1. **Median salary for Software Engineers in US:** $125,000
2. **Highest paying US state for tech:** California
3. **Salary increase per year of experience:** $682 per year
4. **Remote vs office percentage:** 1.5% remote, 98.2% office
5. **Highest paying non-tech industry:** Sales

**Bonus questions**
6. **Salary gap between men and women in similar roles**: $15,728
7. **Master's degrees earn more than Bachelor's degrees**: 8.3% higher
8. **Company size (startup, medium, large) pays the most on average**: Startup/Small

**Key insights:**
- Insight 1: The average salary increase of $682 per year of experience is surprisingly low and linear, suggesting that large salary jumps are less tied to tenure and more to changing companies or obtaining promotions/new roles (which aren't fully captured by the simple regression model). The true value of experience is likely unlocked through mobility rather than long-term loyalty.

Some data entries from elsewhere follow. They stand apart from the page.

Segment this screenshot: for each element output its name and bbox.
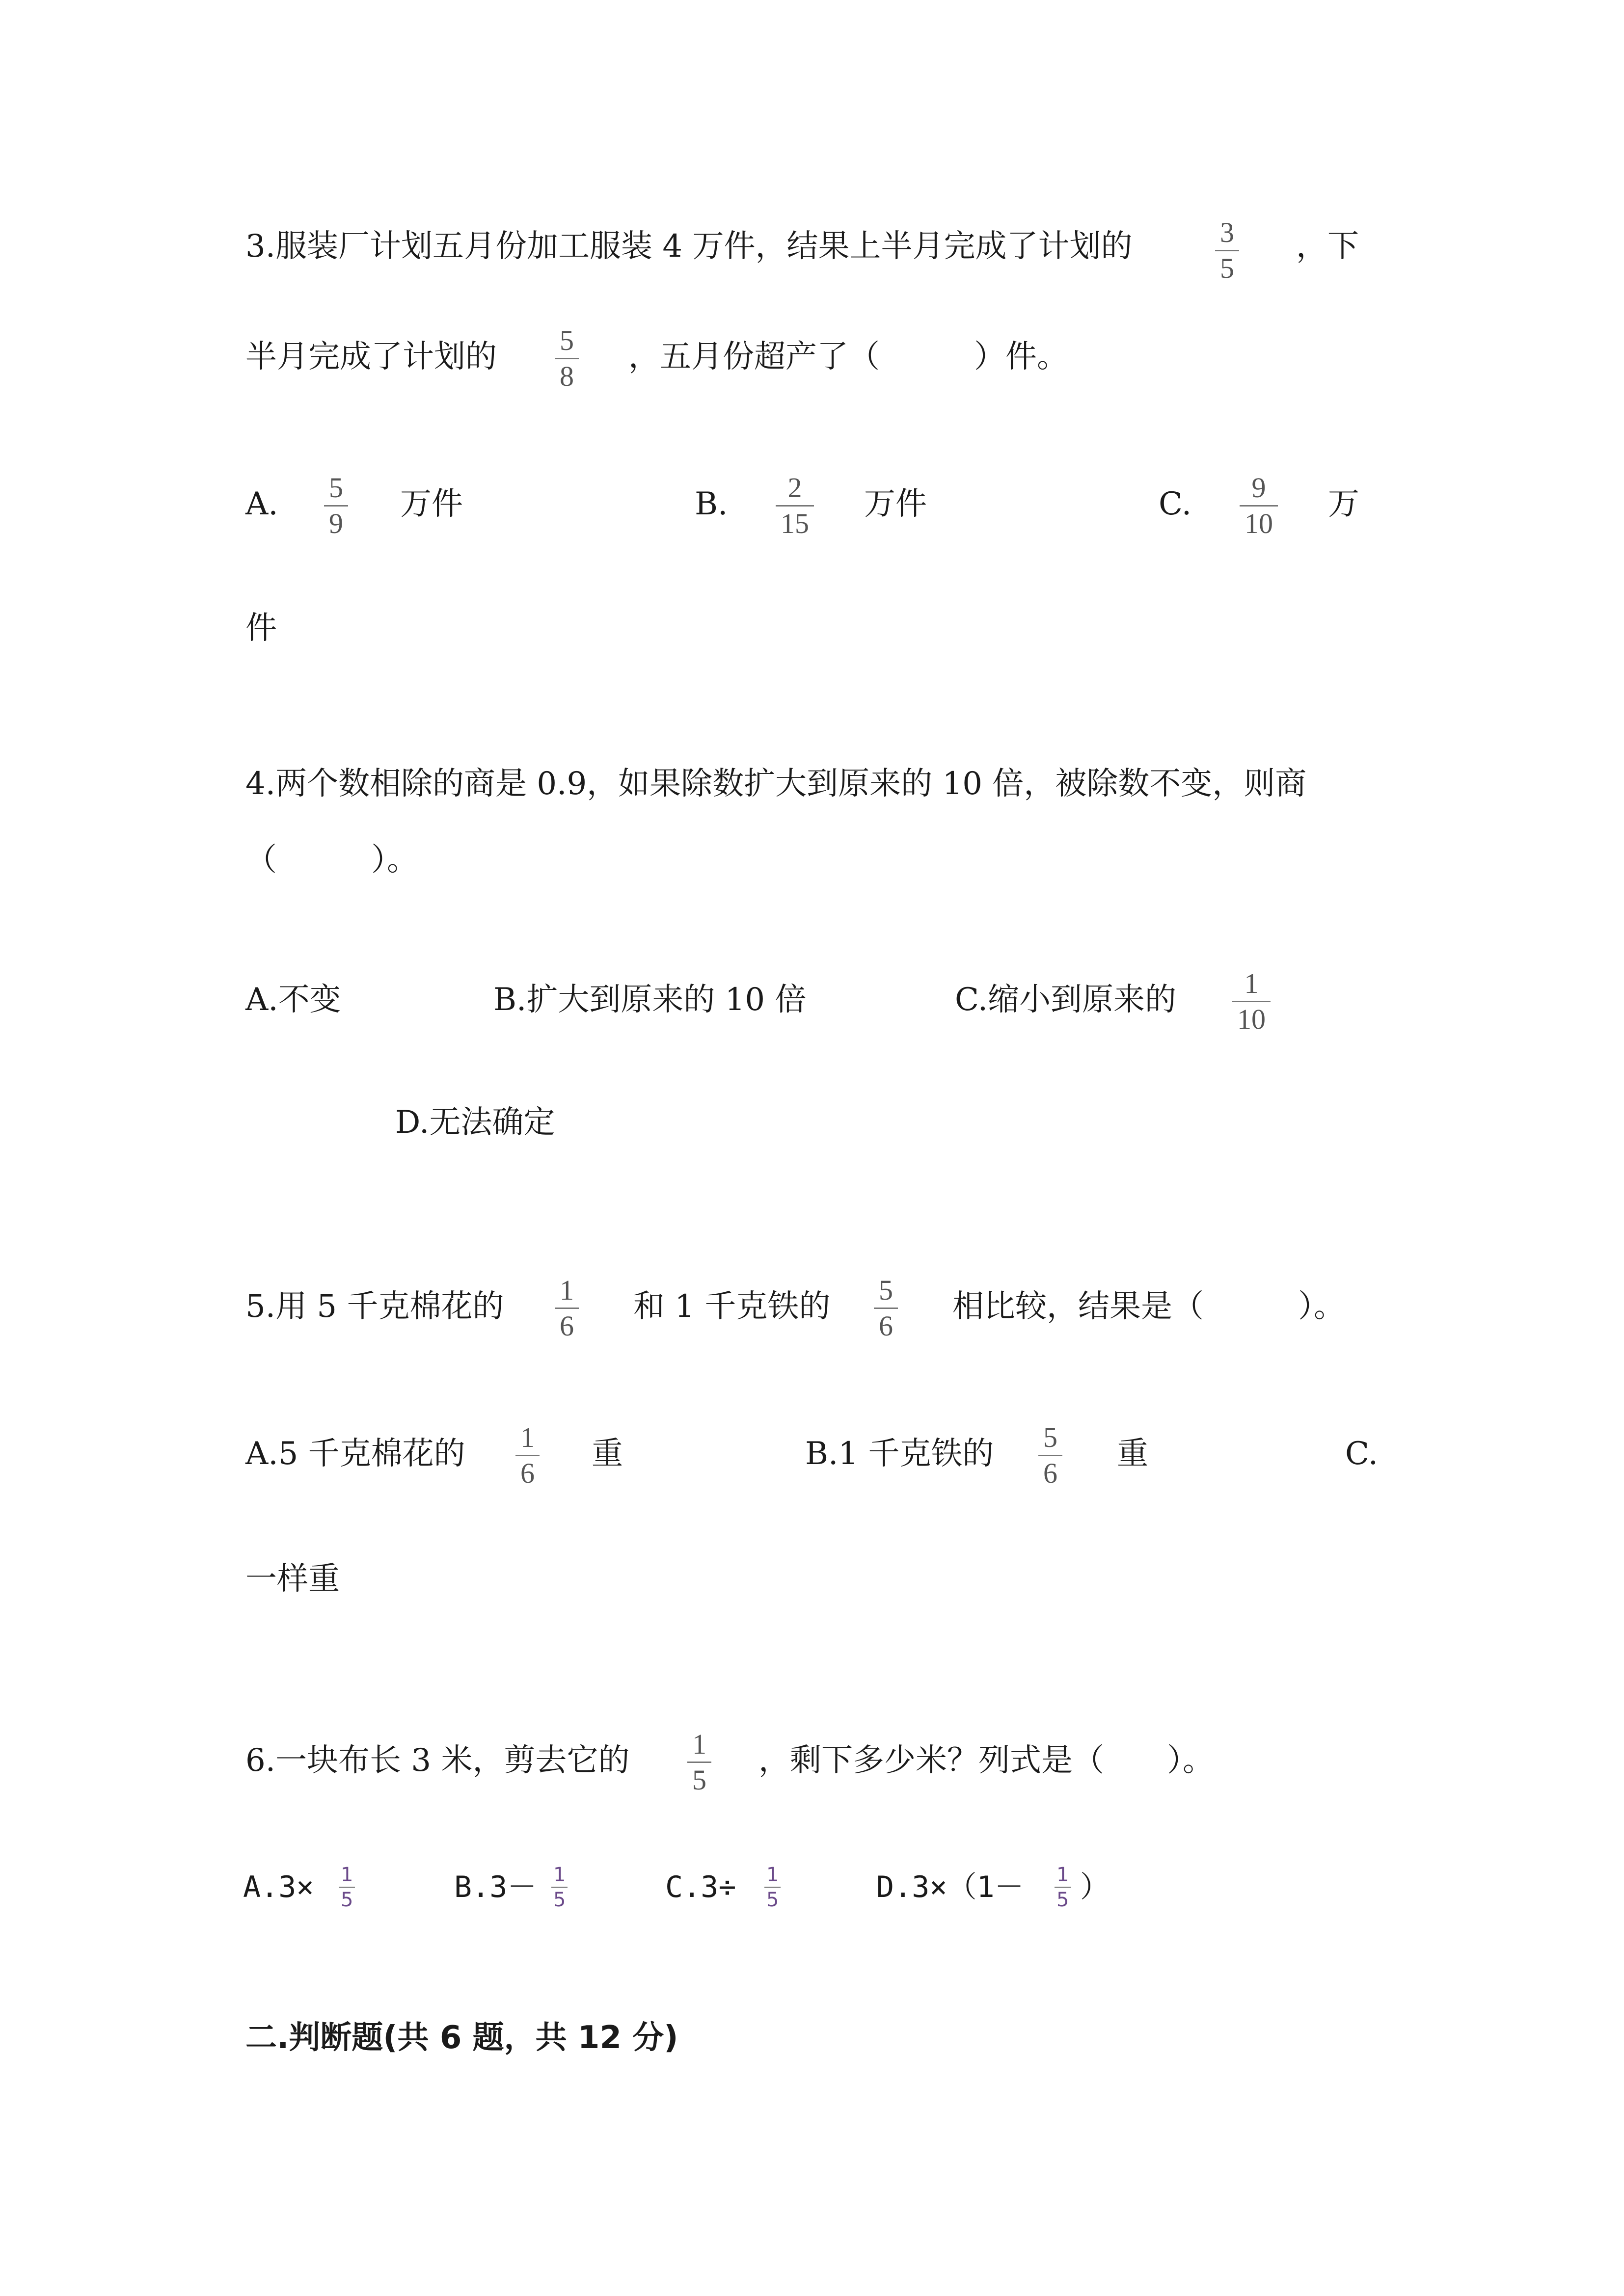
section-heading-true-false: 二.判断题(共 6 题，共 12 分) — [245, 2020, 678, 2056]
fraction-numerator: 1 — [341, 1864, 353, 1886]
q3-option-a-label: A. — [245, 486, 278, 522]
fraction-bar — [776, 505, 814, 507]
q4-option-c: C.缩小到原来的 — [955, 982, 1177, 1018]
q4-option-b: B.扩大到原来的 10 倍 — [493, 982, 807, 1018]
q6-option-c-fraction — [764, 1865, 781, 1910]
q3-option-c-label: C. — [1159, 486, 1192, 522]
q3-fraction-5-8 — [555, 326, 579, 391]
fraction-denominator: 15 — [781, 507, 809, 539]
fraction-bar — [555, 1308, 579, 1309]
fraction-bar — [1240, 505, 1278, 507]
q3-text-line1-tail: ，下 — [1296, 228, 1359, 265]
q5-text-c: 相比较，结果是（ ）。 — [952, 1288, 1345, 1325]
q3-text-line2a: 半月完成了计划的 — [245, 339, 497, 375]
fraction-bar — [874, 1308, 898, 1309]
fraction-numerator: 5 — [1043, 1421, 1057, 1453]
q4-option-c-fraction — [1232, 969, 1271, 1034]
fraction-denominator: 6 — [879, 1310, 893, 1342]
fraction-denominator: 8 — [560, 360, 574, 392]
q4-text-line2: （ ）。 — [245, 842, 418, 878]
q4-option-a: A.不变 — [245, 982, 341, 1018]
fraction-denominator: 6 — [520, 1457, 535, 1489]
q3-option-c-unit: 万 — [1328, 486, 1359, 522]
q6-option-b-fraction — [551, 1865, 568, 1910]
fraction-numerator: 1 — [520, 1421, 535, 1453]
fraction-denominator: 5 — [341, 1889, 353, 1911]
fraction-denominator: 6 — [1043, 1457, 1057, 1489]
q5-option-a-label: A.5 千克棉花的 — [245, 1436, 465, 1472]
fraction-bar — [1055, 1887, 1071, 1888]
fraction-bar — [687, 1762, 711, 1763]
q6-text-a: 6.一块布长 3 米，剪去它的 — [245, 1742, 630, 1779]
q6-option-b: B.3－ — [454, 1870, 537, 1904]
fraction-numerator: 3 — [1220, 216, 1234, 248]
fraction-numerator: 5 — [879, 1274, 893, 1306]
q5-option-a-tail: 重 — [592, 1436, 623, 1472]
fraction-denominator: 5 — [553, 1889, 566, 1911]
q3-option-a-unit: 万件 — [400, 486, 463, 522]
fraction-numerator: 1 — [560, 1274, 574, 1306]
q4-option-d: D.无法确定 — [395, 1104, 555, 1141]
q5-text-a: 5.用 5 千克棉花的 — [245, 1288, 504, 1325]
q5-option-b-label: B.1 千克铁的 — [805, 1436, 994, 1472]
q5-text-b: 和 1 千克铁的 — [633, 1288, 831, 1325]
fraction-denominator: 5 — [766, 1889, 779, 1911]
fraction-denominator: 6 — [560, 1310, 574, 1342]
q6-fraction-1-5 — [687, 1730, 711, 1794]
fraction-numerator: 1 — [692, 1728, 706, 1760]
q6-option-d-fraction — [1055, 1865, 1071, 1910]
q5-fraction-5-6 — [874, 1276, 898, 1340]
q5-option-c-wrap: 一样重 — [245, 1561, 340, 1597]
fraction-bar — [339, 1887, 355, 1888]
fraction-bar — [1215, 250, 1239, 251]
q5-option-b-fraction — [1038, 1423, 1062, 1488]
q3-option-c-fraction — [1240, 474, 1278, 538]
q3-text-line1: 3.服装厂计划五月份加工服装 4 万件，结果上半月完成了计划的 — [245, 228, 1133, 265]
fraction-bar — [1038, 1455, 1062, 1456]
q3-option-b-fraction — [776, 474, 814, 538]
q5-option-a-fraction — [515, 1423, 540, 1488]
fraction-bar — [551, 1887, 568, 1888]
fraction-numerator: 1 — [766, 1864, 779, 1886]
q5-option-c-label: C. — [1345, 1436, 1379, 1472]
q6-option-a: A.3× — [243, 1870, 314, 1904]
fraction-numerator: 1 — [1244, 967, 1259, 999]
fraction-numerator: 1 — [553, 1864, 566, 1886]
fraction-denominator: 5 — [692, 1764, 706, 1796]
q3-option-b-label: B. — [695, 486, 728, 522]
fraction-bar — [1232, 1001, 1271, 1002]
q5-fraction-1-6 — [555, 1276, 579, 1340]
q3-fraction-3-5 — [1215, 218, 1239, 283]
fraction-numerator: 9 — [1251, 472, 1266, 504]
fraction-denominator: 5 — [1220, 252, 1234, 284]
fraction-denominator: 9 — [329, 507, 343, 539]
q3-option-b-unit: 万件 — [864, 486, 927, 522]
q6-option-c: C.3÷ — [665, 1870, 736, 1904]
fraction-bar — [324, 505, 348, 507]
fraction-denominator: 5 — [1056, 1889, 1069, 1911]
q3-option-a-fraction — [324, 474, 348, 538]
q3-option-c-wrap: 件 — [245, 610, 277, 646]
fraction-numerator: 5 — [329, 472, 343, 504]
q4-text-line1: 4.两个数相除的商是 0.9，如果除数扩大到原来的 10 倍，被除数不变，则商 — [245, 766, 1307, 802]
q3-text-line2b: ，五月份超产了（ ）件。 — [628, 339, 1068, 375]
q6-option-d-tail: ） — [1080, 1870, 1110, 1904]
fraction-numerator: 2 — [787, 472, 802, 504]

- Insight 2: The finding that California is the highest-paying US state for tech, followed by Washington then New York, suggests that high salaries are determined by location and initial cost-of-living adjustments. This highlights that access to the highest baseline compensation requires being geographically anchored in a major tech hub.

- Insight 3: While individuals with Master's degrees earn 8.3% higher median salaries than those with Bachelor's degrees, this difference might not fully justify the cost and time of a graduate degree for some people. The marginal increase suggests that practical experience and job-specific skills often outweigh the pure credential, especially in fast-moving fields like tech, where the salary premium for a Master's degree is less pronounced than in highly regulated fields like medicine or law.

- Side Note: The significant gender pay gap requires deeper investigation

**Challenges faced:**
- Challenge 1 and how you solved it:

    Trouble with Cursor: Goal - Connect the local Cursor code editor to a remote GitHub Codespace environment.

    Challenge: The Codespace connection method that relies on the proprietary GitHub Codespaces extension is blocked, and the SSH workaround is failing because the remote environment is not set up correctly.

    Solution: Don't connect cursor to codespace, Hussam recommended me to clone the repository locally. 
    Thank you Hussam! - I learned that it's because codespaces runs on a server and can be accessed on localhost so it's not stable.

    Side Note: Cursor is having trouble validating my ID, so I contacted support and I'm waiting on them to get back to me; for now I'm on the free version.

- Challenge 2 and how you solved it: 

    File Loading and Pathing:

    Challenge: The initial hurdle was a persistent FileNotFoundError due to the relative path structure (../../Week-02/data/...) in the execution environment.

    Solution: I told Gemini the file I'm currently in which is in the homeworks folder in week 5 as well as the location of the dataset file in the data folder in week 2.

**What you learned about vibe coding:**
- Learning 1: It's very easy to get lazy and get lost, so it's important to debug and make sure the code works and outputs what you intend it to. Cursor is super helpful and I wish I used it sooner. 

- Learning 2: I need to work on my prompt engineering. Specifically - output format, brevity, and inclusion/exclusion of specific details.

- Learning 3: Cursor gave me very detailed information and extra information that I didn't ask it to. Basically need to go back and do a TL;DR check and make sure it's actually answering the questions despite it overloading you with data.